Phenylglycine analogs are inhibitors of the neutral amino acid transporters ASCT1 and ASCT2 and enhance NMDA receptor-mediated LTP in rat visual cortex slices

Abstract The N -methyl- d -aspartate receptor (NMDA) co-agonist d -serine is a substrate for the neutral amino acid transporters ASCT1 (SLC1A4) and ASCT2 (SLC1A5).

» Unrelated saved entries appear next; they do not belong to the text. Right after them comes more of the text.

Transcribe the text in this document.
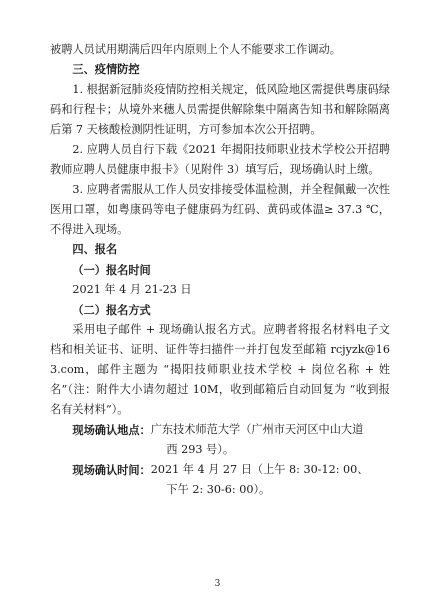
被聘人员试用期满后四年内原则上个人不能要求工作调动。

三、疫情防控

1. 根据新冠肺炎疫情防控相关规定，低风险地区需提供粤康码绿码和行程卡；从境外来穗人员需提供解除集中隔离告知书和解除隔离后第 7 天核酸检测阴性证明，方可参加本次公开招聘。

2. 应聘人员自行下载《2021 年揭阳技师职业技术学校公开招聘教师应聘人员健康申报卡》（见附件 3）填写后，现场确认时上缴。

3. 应聘者需服从工作人员安排接受体温检测，并全程佩戴一次性医用口罩，如粤康码等电子健康码为红码、黄码或体温≥ 37.3 ℃，不得进入现场。

四、报名

（一）报名时间

2021 年 4 月 21-23 日

（二）报名方式

采用电子邮件 + 现场确认报名方式。应聘者将报名材料电子文档和相关证书、证明、证件等扫描件一并打包发至邮箱 rcjyzk@163.com，邮件主题为 “揭阳技师职业技术学校 + 岗位名称 + 姓名”（注：附件大小请勿超过 10M，收到邮箱后自动回复为 “收到报名有关材料”）。

现场确认地点： 广东技术师范大学（广州市天河区中山大道
西 293 号）。
现场确认时间： 2021 年 4 月 27 日（上午 8: 30-12: 00、
下午 2: 30-6: 00）。
3
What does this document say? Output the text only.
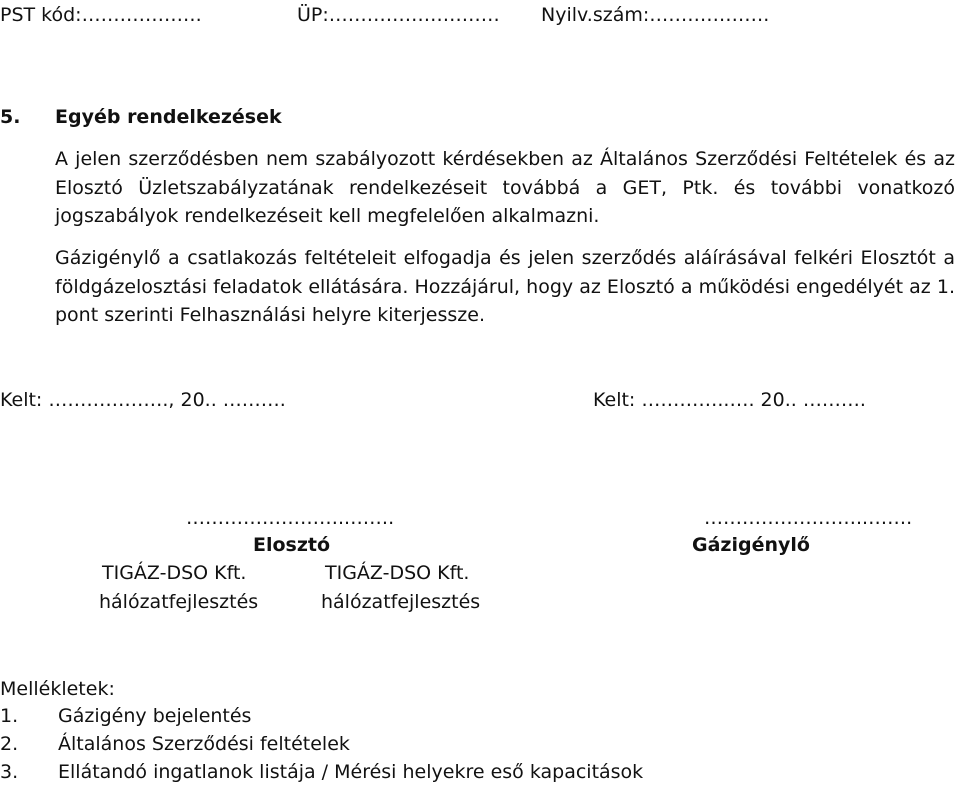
PST kód:……………….	ÜP:……………………… Nyilv.szám:……………….
5. Egyéb rendelkezések
A jelen szerződésben nem szabályozott kérdésekben az Általános Szerződési Feltételek és az Elosztó Üzletszabályzatának rendelkezéseit továbbá a GET, Ptk. és további vonatkozó jogszabályok rendelkezéseit kell megfelelően alkalmazni.
Gázigénylő a csatlakozás feltételeit elfogadja és jelen szerződés aláírásával felkéri Elosztót a földgázelosztási feladatok ellátására. Hozzájárul, hogy az Elosztó a működési engedélyét az 1. pont szerinti Felhasználási helyre kiterjessze.
Kelt: ………………., 20.. ……….	Kelt: …………..…. 20.. ……….
……………………..…….	……………………..…….
Elosztó	Gázigénylő
TIGÁZ-DSO Kft.	TIGÁZ-DSO Kft.
hálózatfejlesztés	hálózatfejlesztés
Mellékletek:
1. Gázigény bejelentés
2. Általános Szerződési feltételek
3. Ellátandó ingatlanok listája / Mérési helyekre eső kapacitások
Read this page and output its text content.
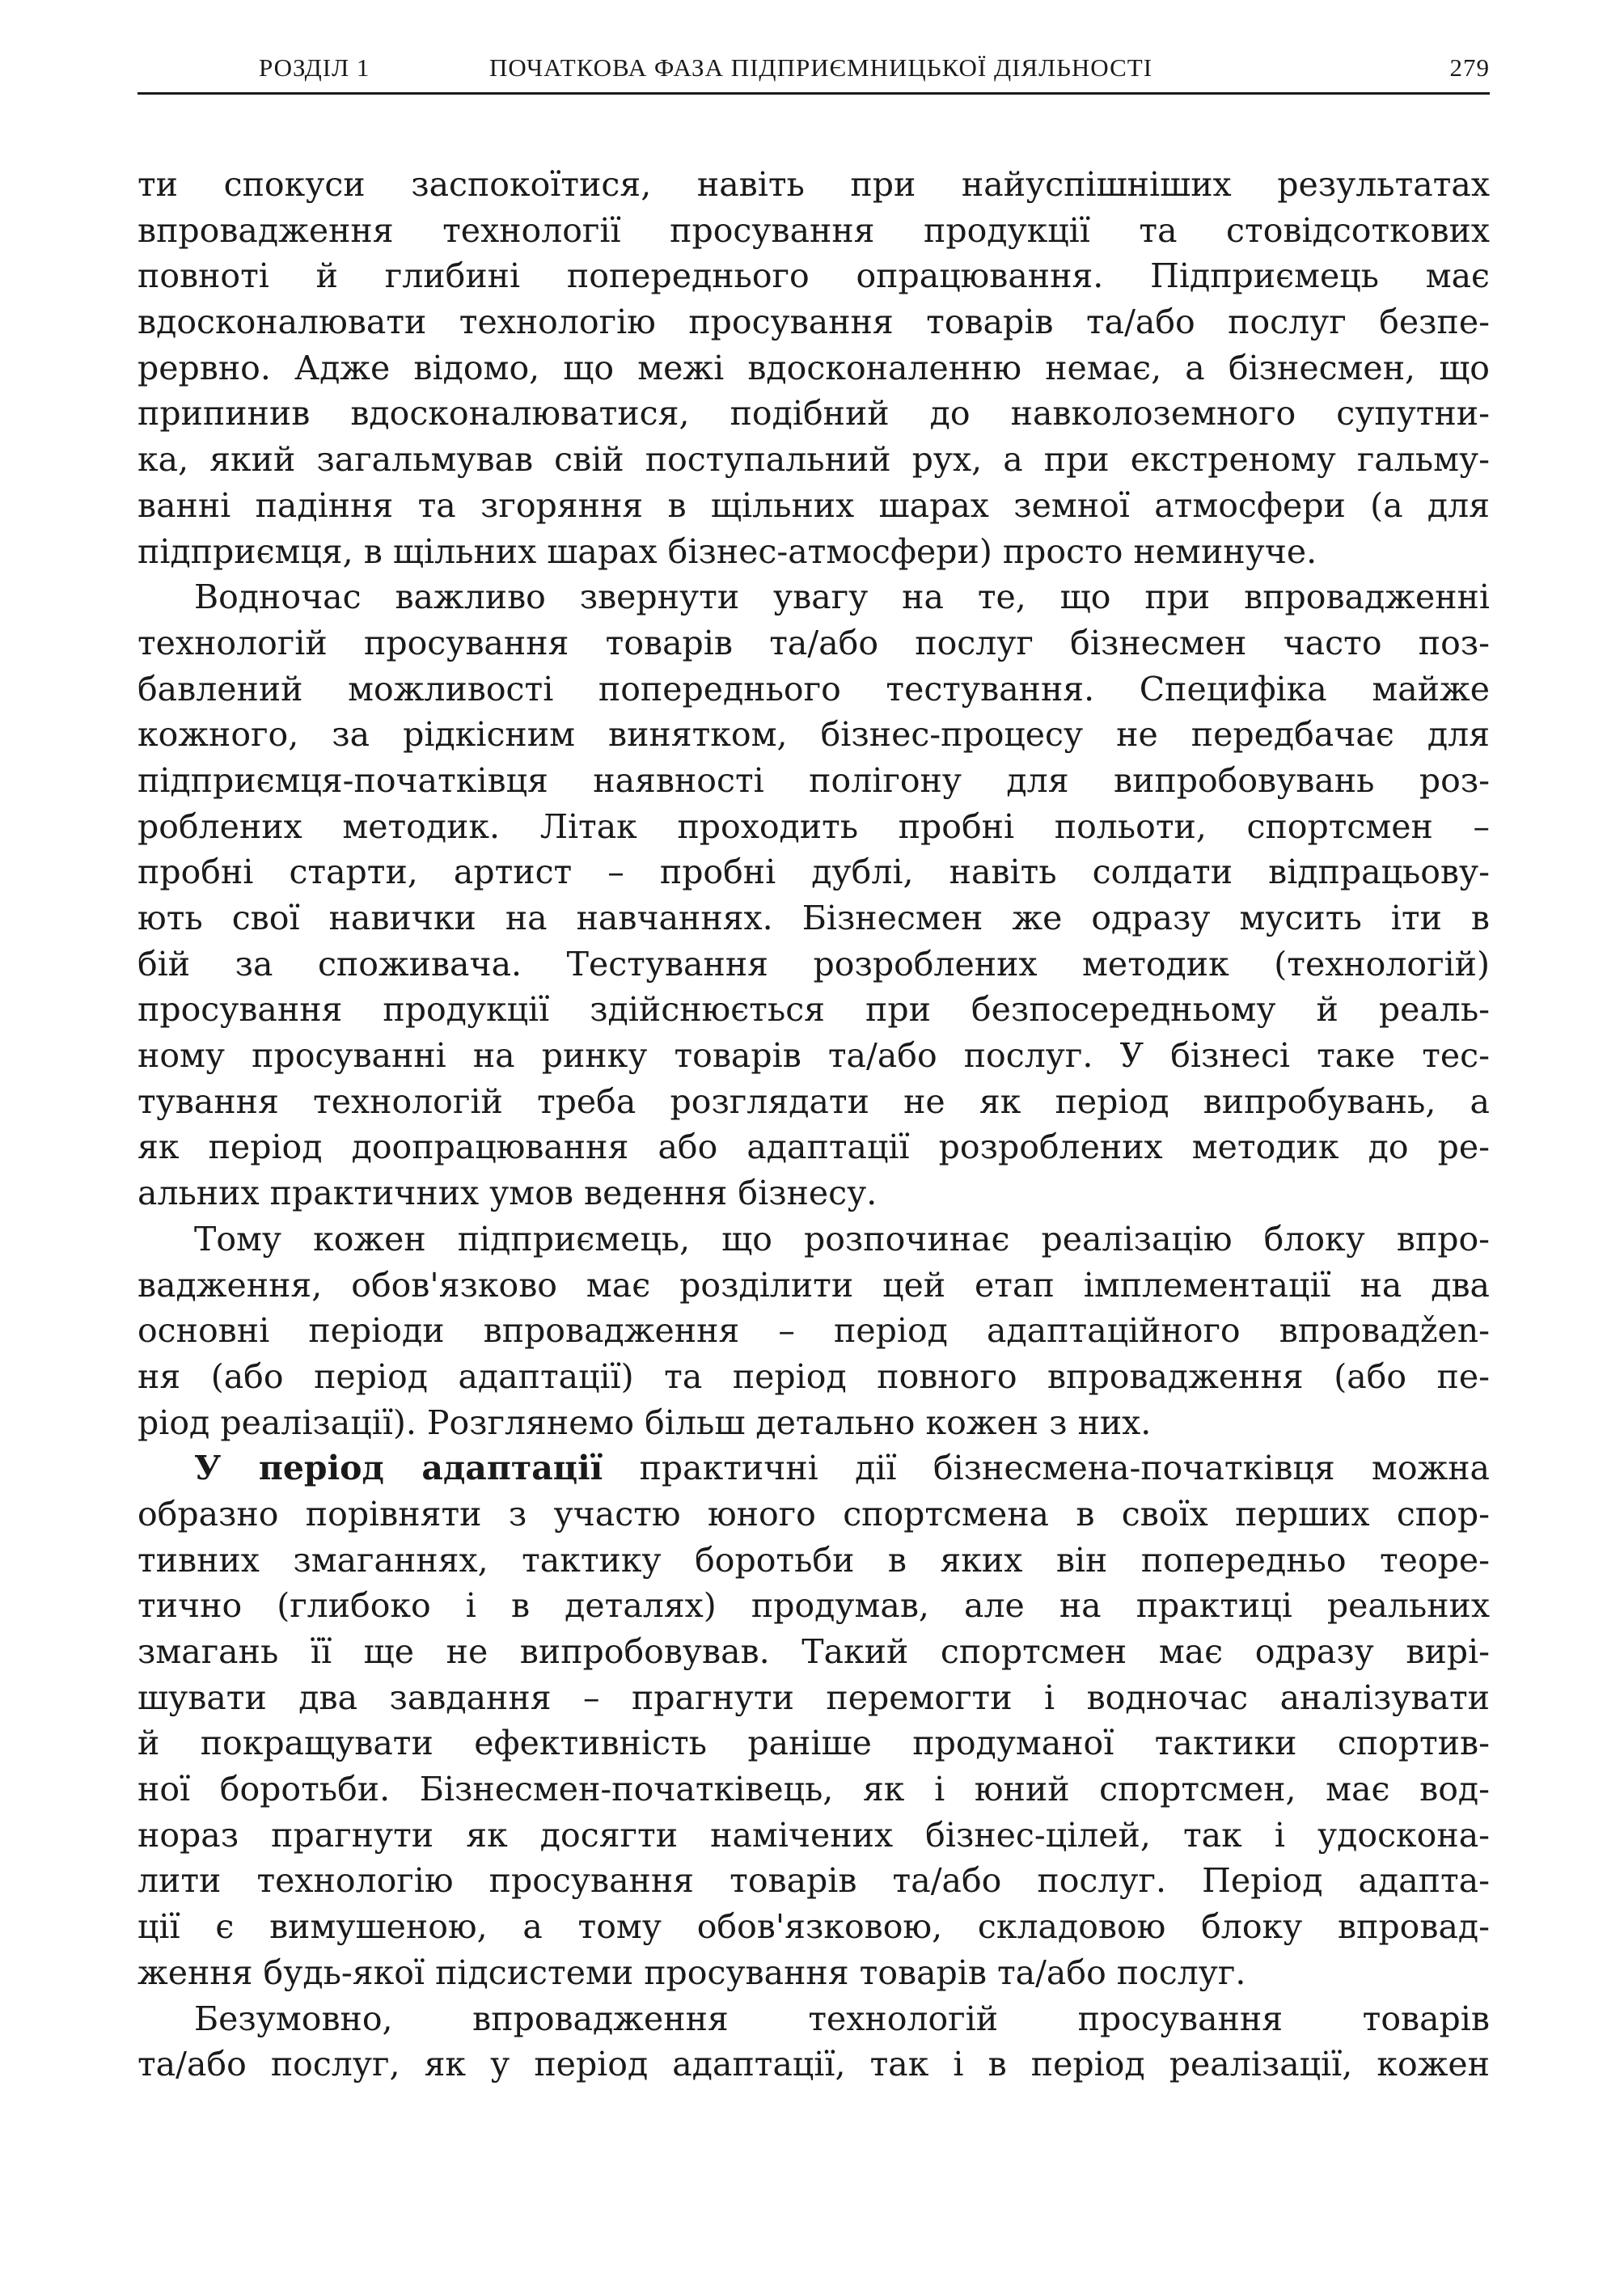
РОЗДІЛ 1	ПОЧАТКОВА ФАЗА ПІДПРИЄМНИЦЬКОЇ ДІЯЛЬНОСТІ	279
ти спокуси заспокоїтися, навіть при найуспішніших результатах
впровадження технології просування продукції та стовідсоткових
повноті й глибині попереднього опрацювання. Підприємець має
вдосконалювати технологію просування товарів та/або послуг безпе-
рервно. Адже відомо, що межі вдосконаленню немає, а бізнесмен, що
припинив вдосконалюватися, подібний до навколоземного супутни-
ка, який загальмував свій поступальний рух, а при екстреному гальму-
ванні падіння та згоряння в щільних шарах земної атмосфери (а для
підприємця, в щільних шарах бізнес-атмосфери) просто неминуче.
Водночас важливо звернути увагу на те, що при впровадженні
технологій просування товарів та/або послуг бізнесмен часто поз-
бавлений можливості попереднього тестування. Специфіка майже
кожного, за рідкісним винятком, бізнес-процесу не передбачає для
підприємця-початківця наявності полігону для випробовувань роз-
роблених методик. Літак проходить пробні польоти, спортсмен –
пробні старти, артист – пробні дублі, навіть солдати відпрацьову-
ють свої навички на навчаннях. Бізнесмен же одразу мусить іти в
бій за споживача. Тестування розроблених методик (технологій)
просування продукції здійснюється при безпосередньому й реаль-
ному просуванні на ринку товарів та/або послуг. У бізнесі таке тес-
тування технологій треба розглядати не як період випробувань, а
як період доопрацювання або адаптації розроблених методик до ре-
альних практичних умов ведення бізнесу.
Тому кожен підприємець, що розпочинає реалізацію блоку впро-
вадження, обов'язково має розділити цей етап імплементації на два
основні періоди впровадження – період адаптаційного впровадžen-
ня (або період адаптації) та період повного впровадження (або пе-
ріод реалізації). Розглянемо більш детально кожен з них.
У період адаптації практичні дії бізнесмена-початківця можна
образно порівняти з участю юного спортсмена в своїх перших спор-
тивних змаганнях, тактику боротьби в яких він попередньо теоре-
тично (глибоко і в деталях) продумав, але на практиці реальних
змагань її ще не випробовував. Такий спортсмен має одразу вирі-
шувати два завдання – прагнути перемогти і водночас аналізувати
й покращувати ефективність раніше продуманої тактики спортив-
ної боротьби. Бізнесмен-початківець, як і юний спортсмен, має вод-
нораз прагнути як досягти намічених бізнес-цілей, так і удоскона-
лити технологію просування товарів та/або послуг. Період адапта-
ції є вимушеною, а тому обов'язковою, складовою блоку впровад-
ження будь-якої підсистеми просування товарів та/або послуг.
Безумовно, впровадження технологій просування товарів
та/або послуг, як у період адаптації, так і в період реалізації, кожен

We identified l -phenylglycine (PG) and its analogs as inhibitors of ASCT1 and ASCT2. PG analogs were shown to be non-substrate inhibitors of ASCT1 and ASCT2 with a range of activities relative to other amino acid transport systems, including sodium-dependent glutamate transporters, the sodium-independent d -serine transporter asc-1 and system L. L-4-chloroPG was the most potent and selective ASCT1/2 inhibitor identified. The PG analogs facilitated theta-burst induced long-term potentiation in rat visual cortex slices in a manner that was dependent on extracellular d -serine. For structurally-related PG analogs, there was an excellent correlation between ASCT1/2 transport inhibition and enhancement of LTP which was not the case for inhibition of asc-1 or system L. The ability of PG analogs to enhance LTP is likely due to inhibition of d -serine transport by ASCT1/2, leading to elevated extracellular levels of d -serine and increased NMDA receptor activity. These results suggest that ASCT1/2 may play an important role in regulating extracellular d -serine and NMDA receptor-mediated physiological effects and that ASCT1/2 inhibitors have the potential for therapeutic benefit.